A 46-year-old man from Ongwediva who claims that the cannabis (dagga) found in his possession was intended to treat his cattle was yesterday sentenced to a fine of N$1 000 or six months’ imprisonment.

Nathanael Sheepo from Ongwediva was found in possession of 25g of cannabis valued at N$75 000, on November 26 last year. Sheepo appeared before magistrate Mutafela Likando, while prosecutor Johanna Kefas represented the State.

According to the evidence before court by state witness Detective Constable Frans Amutenya of the Oshana police, Sheepo was found with cannabis in his trouser pocket after the police were tipped off that he was selling the illegal drug at a certain shop in Ongwediva.

Sheepo indicated that he was not aware that it was illegal to possess cannabis. It is alleged that Sheepo has two other cannabis cases pending, one from Ohangwena and another also in Ongwediva.

“When I got [to the shop] with another police officer I went straight to the accused since I know him from a 2012 cannabis case and another [case] of January last year, and requested to conduct a body search and found 18 pellets of cannabis,” Hamutenya told the court.

Two other pellets were found at his home in Ongwediva after he had requested to be taken home to collect his medication.

Adamant that he was not aware that it was illegal to be in possession of cannabis, Sheepo informed the court that the state witness omitted information that was relevant. He claimed that although the state witness had warned him to stop selling cannabis as the witness alleged in court, the witness had also requested him to find out how cannabis comes into the country in order “to put an end to it”.

In January 2014 Sheepo was arrested by the same officer after having sold him the cannabis.

In mitigation of sentence Sheepo related that he has a live-in female partner and seven children. He also indicated that he is HIV positive and suffering from TB. On those grounds he pleaded with the court to reduce his N$1 000 fine which the magistrate objected to.

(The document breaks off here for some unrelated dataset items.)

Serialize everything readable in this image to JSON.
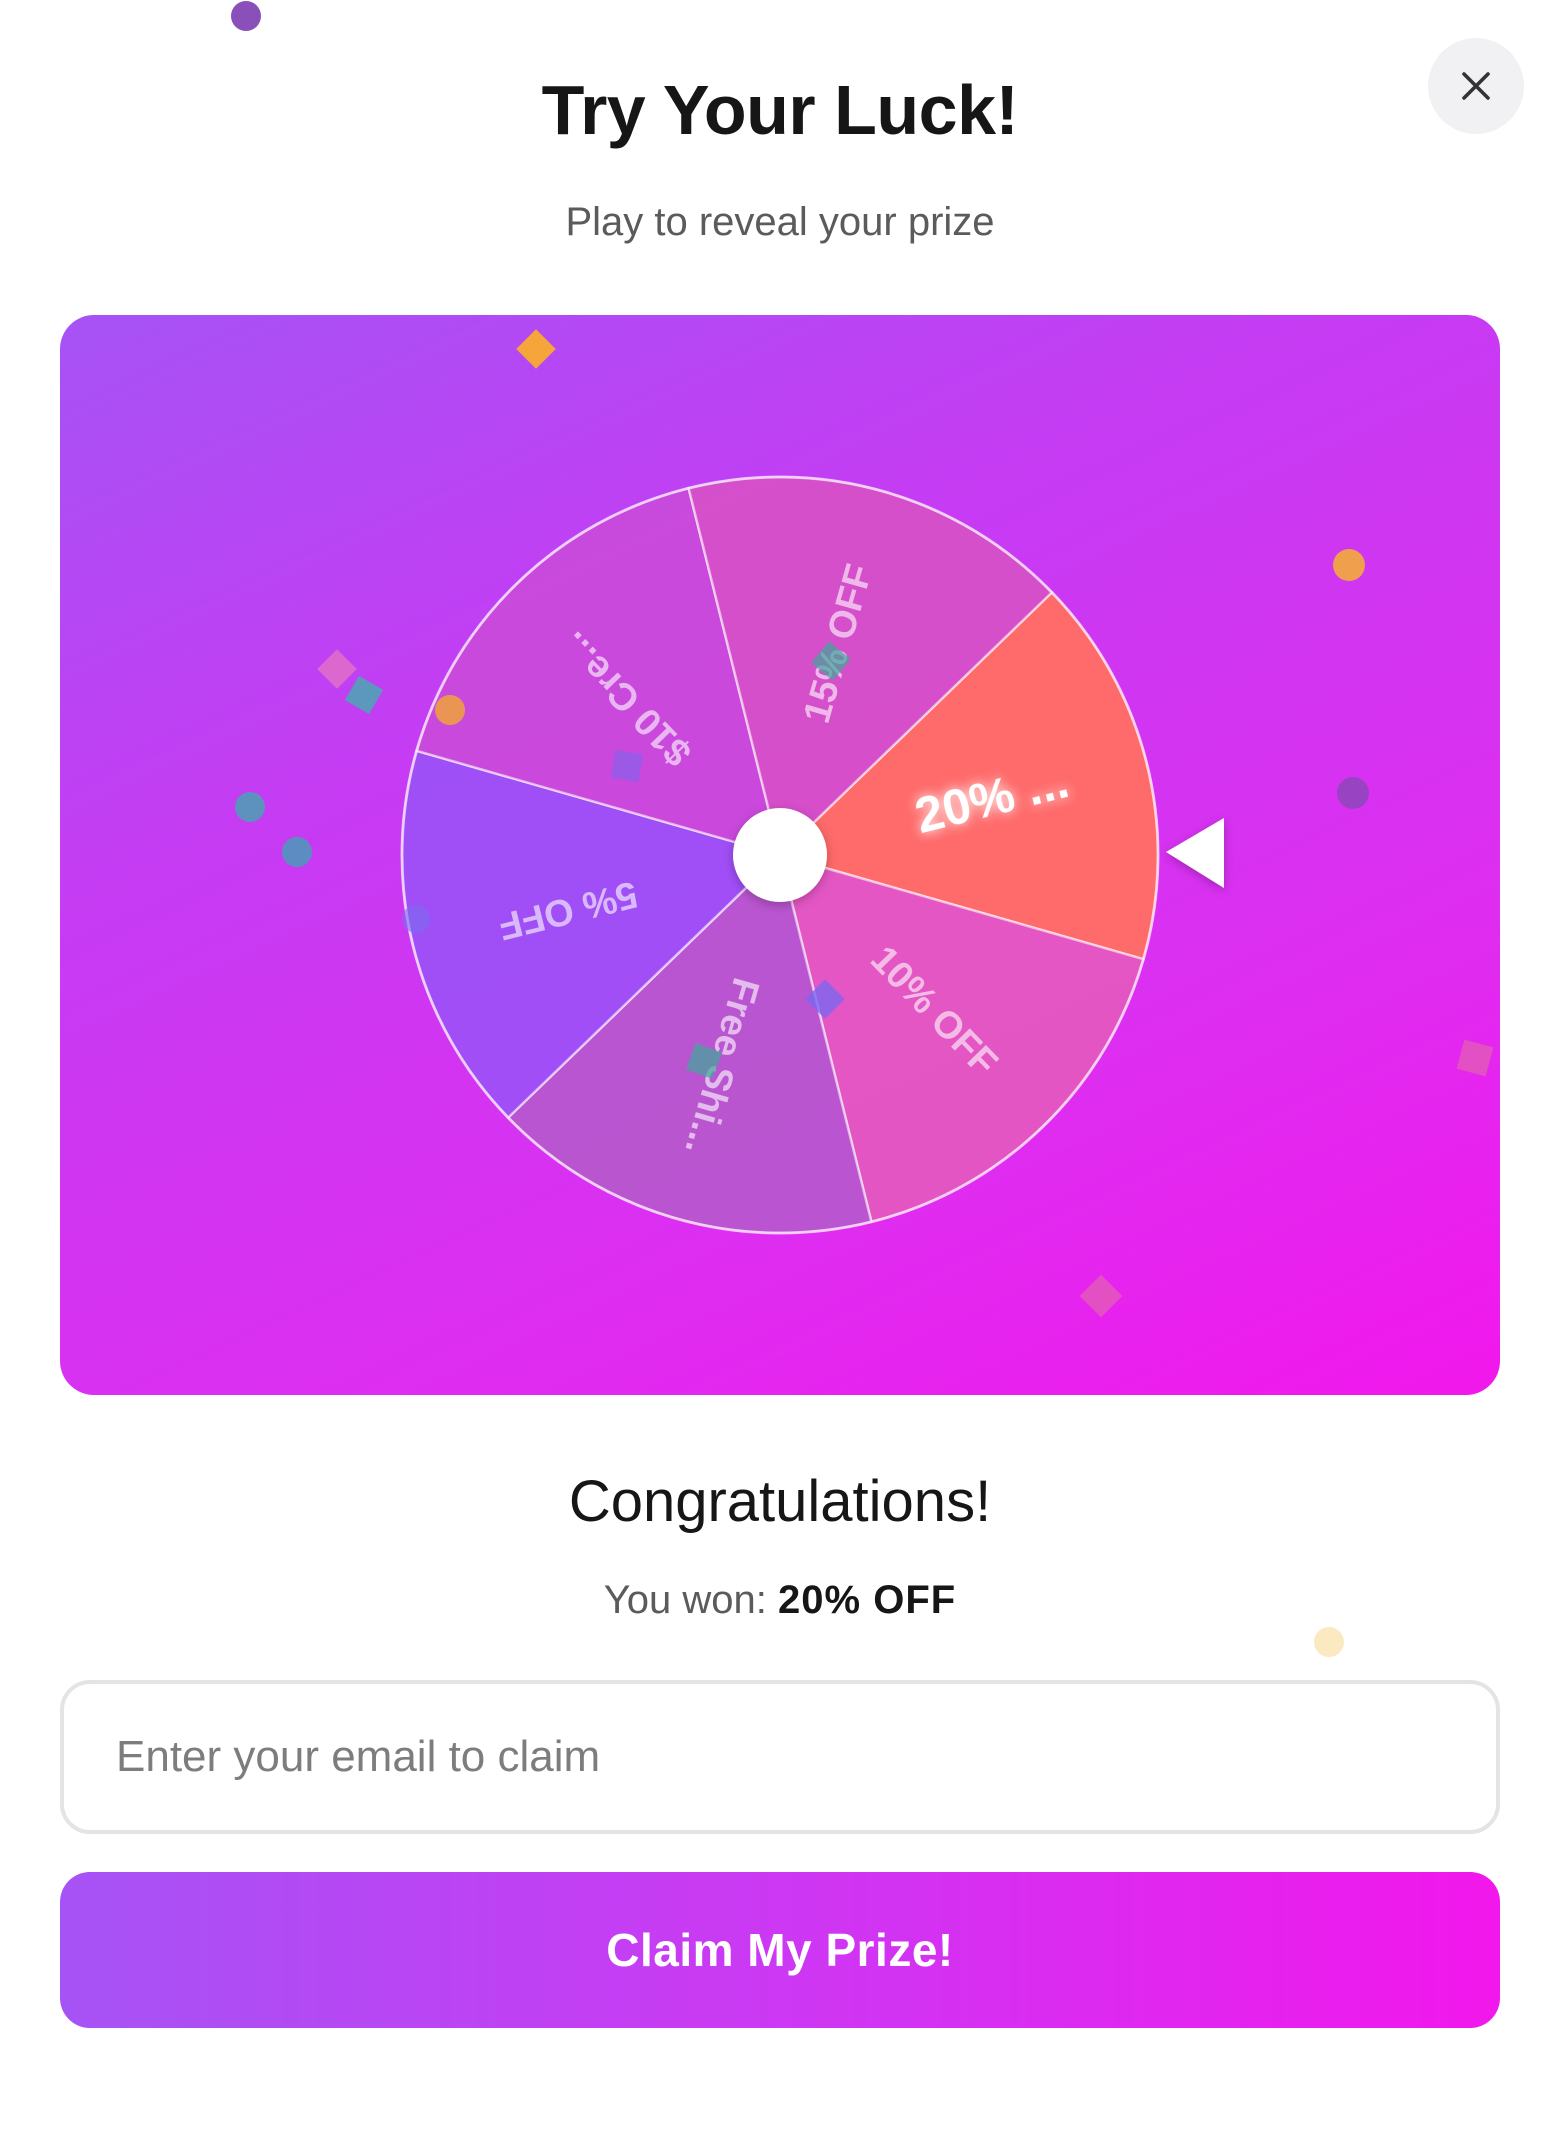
{
  "header": {
    "title": "Try Your Luck!",
    "subtitle": "Play to reveal your prize",
    "close_icon": "close-icon"
  },
  "wheel": {
    "segments": [
      {
        "label": "20% ...",
        "color": "#ff6a6a",
        "selected": true
      },
      {
        "label": "10% OFF",
        "color": "#e55bbd",
        "selected": false
      },
      {
        "label": "Free Shi...",
        "color": "#b55acb",
        "selected": false
      },
      {
        "label": "5% OFF",
        "color": "#9a52f6",
        "selected": false
      },
      {
        "label": "$10 Cre...",
        "color": "#c94bd8",
        "selected": false
      },
      {
        "label": "15% OFF",
        "color": "#d752c4",
        "selected": false
      }
    ],
    "pointer_icon": "pointer-triangle-icon"
  },
  "result": {
    "title": "Congratulations!",
    "won_label": "You won:",
    "prize": "20% OFF"
  },
  "form": {
    "email_placeholder": "Enter your email to claim",
    "email_value": "",
    "claim_label": "Claim My Prize!"
  },
  "colors": {
    "gradient_start": "#a653f5",
    "gradient_end": "#f217ec",
    "winning_segment": "#ff6a6a"
  }
}
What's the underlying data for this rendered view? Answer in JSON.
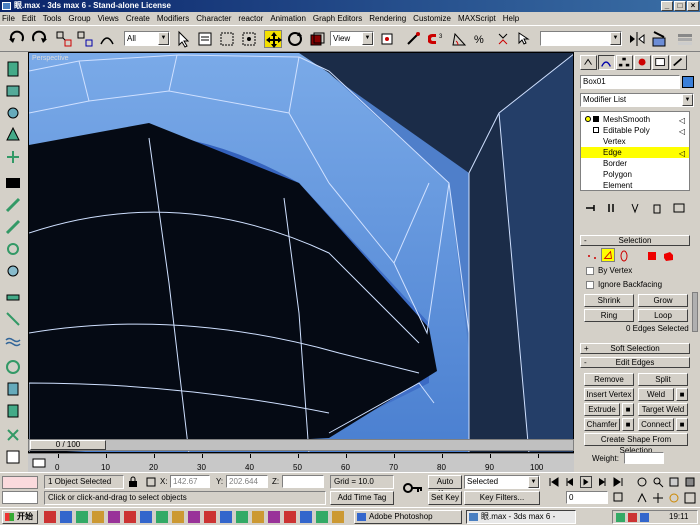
{
  "window": {
    "title": "眼.max - 3ds max 6 - Stand-alone License",
    "minimize": "_",
    "maximize": "□",
    "close": "×"
  },
  "menu": [
    "File",
    "Edit",
    "Tools",
    "Group",
    "Views",
    "Create",
    "Modifiers",
    "Character",
    "reactor",
    "Animation",
    "Graph Editors",
    "Rendering",
    "Customize",
    "MAXScript",
    "Help"
  ],
  "toolbar": {
    "filter_value": "All",
    "refcoord_value": "View"
  },
  "viewport": {
    "label": "Perspective"
  },
  "panel": {
    "object_name": "Box01",
    "object_color": "#3a7fd8",
    "modifier_list": "Modifier List",
    "stack": [
      "MeshSmooth",
      "Editable Poly",
      "Vertex",
      "Edge",
      "Border",
      "Polygon",
      "Element"
    ],
    "stack_selected": "Edge",
    "selection": {
      "title": "Selection",
      "by_vertex": "By Vertex",
      "ignore_backfacing": "Ignore Backfacing",
      "shrink": "Shrink",
      "grow": "Grow",
      "ring": "Ring",
      "loop": "Loop",
      "status": "0 Edges Selected"
    },
    "soft_selection": "Soft Selection",
    "edit_edges": {
      "title": "Edit Edges",
      "remove": "Remove",
      "split": "Split",
      "insert_vertex": "Insert Vertex",
      "weld": "Weld",
      "extrude": "Extrude",
      "target_weld": "Target Weld",
      "chamfer": "Chamfer",
      "connect": "Connect",
      "create_shape": "Create Shape From Selection",
      "weight": "Weight:"
    },
    "rollout_minus": "-",
    "rollout_plus": "+"
  },
  "timeline": {
    "frame": "0 / 100",
    "ticks": [
      "0",
      "10",
      "20",
      "30",
      "40",
      "50",
      "60",
      "70",
      "80",
      "90",
      "100"
    ]
  },
  "status": {
    "selected": "1 Object Selected",
    "prompt": "Click or click-and-drag to select objects",
    "x_label": "X:",
    "x": "142.67",
    "y_label": "Y:",
    "y": "202.644",
    "z_label": "Z:",
    "grid": "Grid = 10.0",
    "add_time_tag": "Add Time Tag",
    "auto_key": "Auto Key",
    "selected_mode": "Selected",
    "set_key": "Set Key",
    "key_filters": "Key Filters...",
    "frame_field": "0"
  },
  "taskbar": {
    "start": "开始",
    "photoshop": "Adobe Photoshop",
    "max_task": "眼.max - 3ds max 6 - Sta...",
    "clock": "19:11"
  },
  "colors": {
    "highlight": "#ffff00",
    "viewport_blue": "#5a8ad0"
  }
}
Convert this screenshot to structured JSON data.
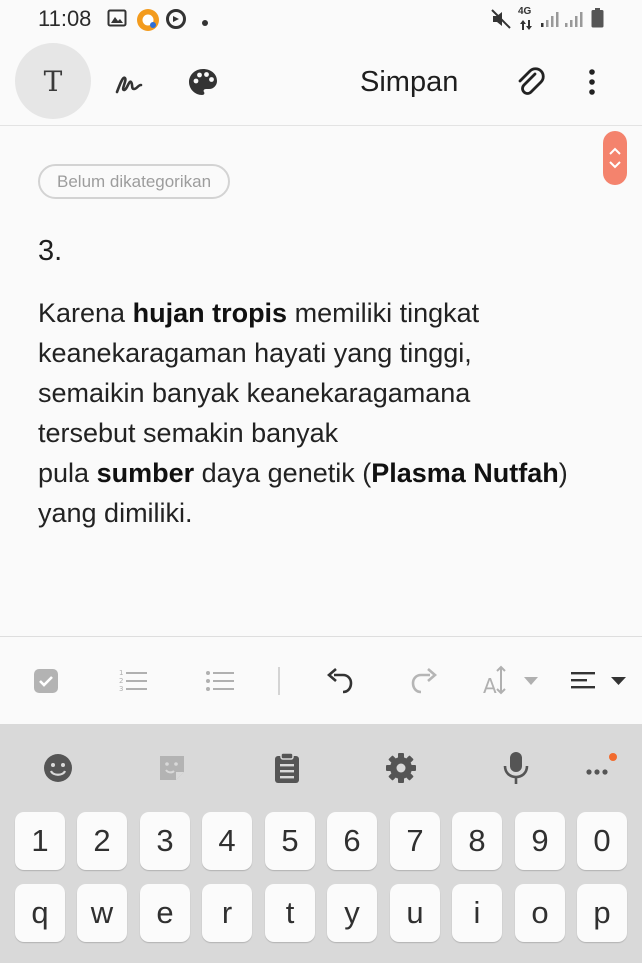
{
  "status_bar": {
    "time": "11:08",
    "network": "4G"
  },
  "toolbar": {
    "text_mode_label": "T",
    "save_label": "Simpan"
  },
  "note": {
    "category": "Belum dikategorikan",
    "number": "3.",
    "body": {
      "l1_a": "Karena ",
      "l1_b": "hujan tropis",
      "l1_c": " memiliki tingkat",
      "l2": "keanekaragaman hayati yang tinggi,",
      "l3": "semaikin banyak keanekaragamana",
      "l4": "tersebut semakin banyak",
      "l5_a": "pula ",
      "l5_b": "sumber",
      "l5_c": " daya genetik (",
      "l5_d": "Plasma Nutfah",
      "l5_e": ")",
      "l6": "yang dimiliki."
    }
  },
  "keyboard": {
    "number_row": [
      "1",
      "2",
      "3",
      "4",
      "5",
      "6",
      "7",
      "8",
      "9",
      "0"
    ],
    "letter_row": [
      "q",
      "w",
      "e",
      "r",
      "t",
      "y",
      "u",
      "i",
      "o",
      "p"
    ]
  },
  "colors": {
    "accent": "#f4836d",
    "keyboard_bg": "#d9d9d9",
    "key_bg": "#fbfbfb"
  }
}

Before sentencing the magistrate Likando indicated that substance abuse is among the factors that heavily contribute to crimes in the area and country at large. Likando also stressed that substance abuse is harming the future of the younger generations, hence offenders should be punished to serve as an example.

The court took cognizance of his personal circumstances before handing him a lenient sentence.